Esse é o capítulo central do livro (“O general Caxias e o general café”), o “quando” pivotal e decisivo de todo o processo, já sem nenhuma relação, nem mesmo de longe, com as comunidades rurais dos tempos primitivos, nem mesmo com a cidade de 6.920 habitantes que Pedro I conheceu na viagem que foi, entre todas, a mais carregada de história. A diferença entre as duas qualidades de fatos revela-se, no caso, pelo paradoxo mencionado por Roberto Pompeu de Toledo: “Aquela que viria a ser considerada a mais européia das cidades brasileiras, na primeira metade do século XX, e a mais cosmopolita, na segunda, foi, nos primeiros tempos, a mais brasileira de todas”.
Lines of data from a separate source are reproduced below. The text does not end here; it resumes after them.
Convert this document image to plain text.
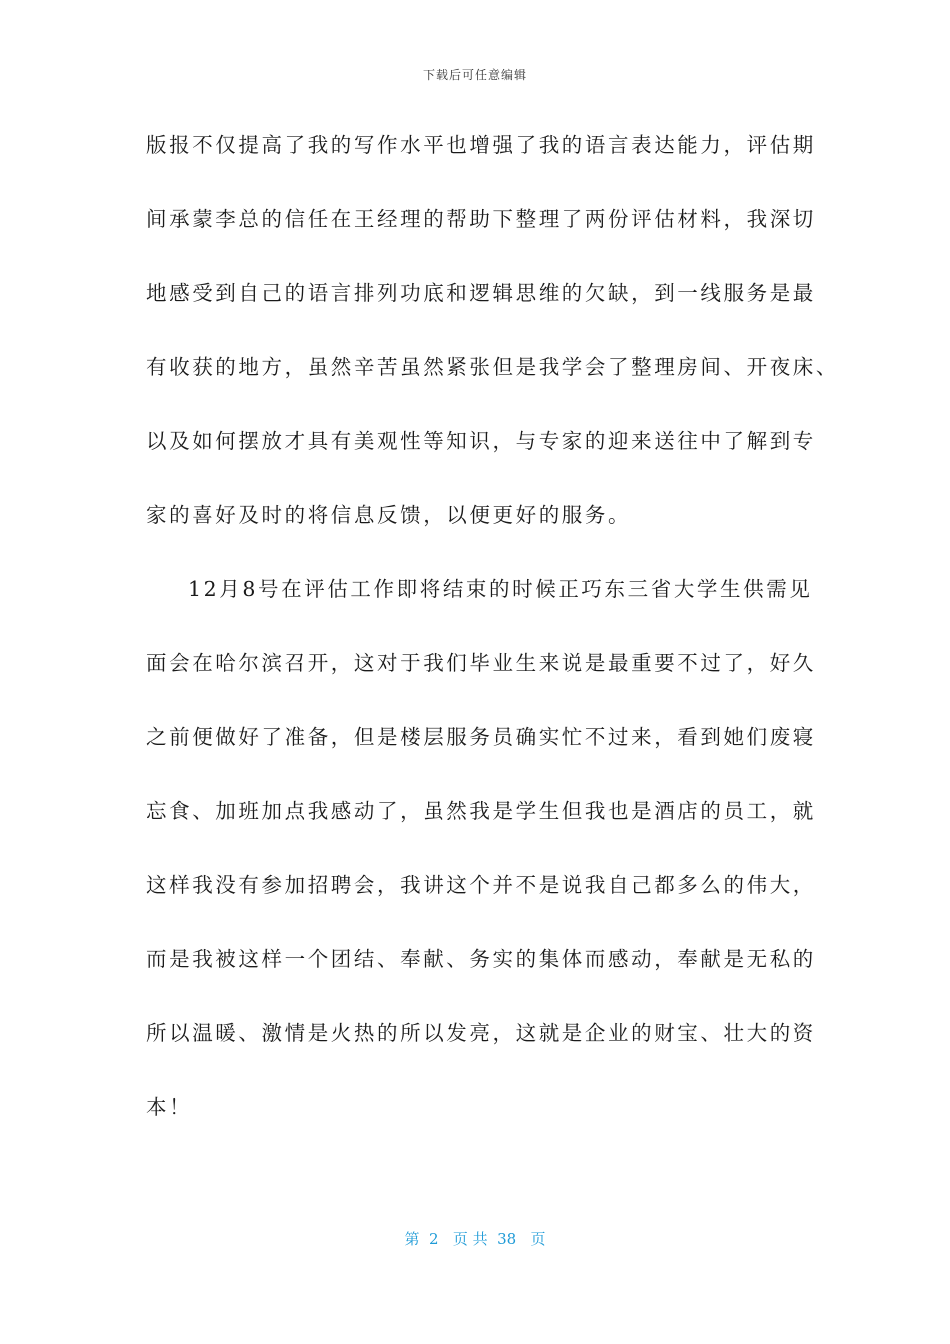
下载后可任意编辑
版报不仅提高了我的写作水平也增强了我的语言表达能力，评估期
间承蒙李总的信任在王经理的帮助下整理了两份评估材料，我深切
地感受到自己的语言排列功底和逻辑思维的欠缺，到一线服务是最
有收获的地方，虽然辛苦虽然紧张但是我学会了整理房间、开夜床、
以及如何摆放才具有美观性等知识，与专家的迎来送往中了解到专
家的喜好及时的将信息反馈，以便更好的服务。
12月8号在评估工作即将结束的时候正巧东三省大学生供需见
面会在哈尔滨召开，这对于我们毕业生来说是最重要不过了，好久
之前便做好了准备，但是楼层服务员确实忙不过来，看到她们废寝
忘食、加班加点我感动了，虽然我是学生但我也是酒店的员工，就
这样我没有参加招聘会，我讲这个并不是说我自己都多么的伟大，
而是我被这样一个团结、奉献、务实的集体而感动，奉献是无私的
所以温暖、激情是火热的所以发亮，这就是企业的财宝、壮大的资
本！
第  2   页 共  38   页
O verdadeiro paradoxo está em que os imigrantes foram poderosos fator de paulistização, se essa for a palavra exata, processo dialético em que os estrangeiros se abrasileiravam e os brasileiros se internacionalizavam. Dois fatores, segundo Roberto Pompeu de Toledo, concorreram para isso: “O primeiro é que, no processo de crescimento e enriquecimento da cidade, ampliou-se a demanda por um sem-número de atividades para as quais os estrangeiros estavam mais preparados do que os nacionais. (...) Outro fator, mais importante ainda, da fixação de estrangeiros na capital da província foi que, de cambulhada com o café e a estrada de ferro, outro fenômeno começa a despontar na cidade — a industrialização”.

Todo o resto veio por acréscimo na dinâmica dos componentes que reagiam entre si cataliticamente, inclusive na rancorosa resistência depreciativa dos famosos “paulistas de quatrocentos anos”, que já não se reconheciam nos paulistas de 20 ou 30. É a história contada por Jorge Andrade numa peça de teatro, ao mesmo tempo pungente e cruelmente satírica: “Os ossos do barão”, velho tema clássico dos imigrante que redouravam os brasões das antigas famílias decadentes e arruinadas, criando o novo patriciado do dinheiro.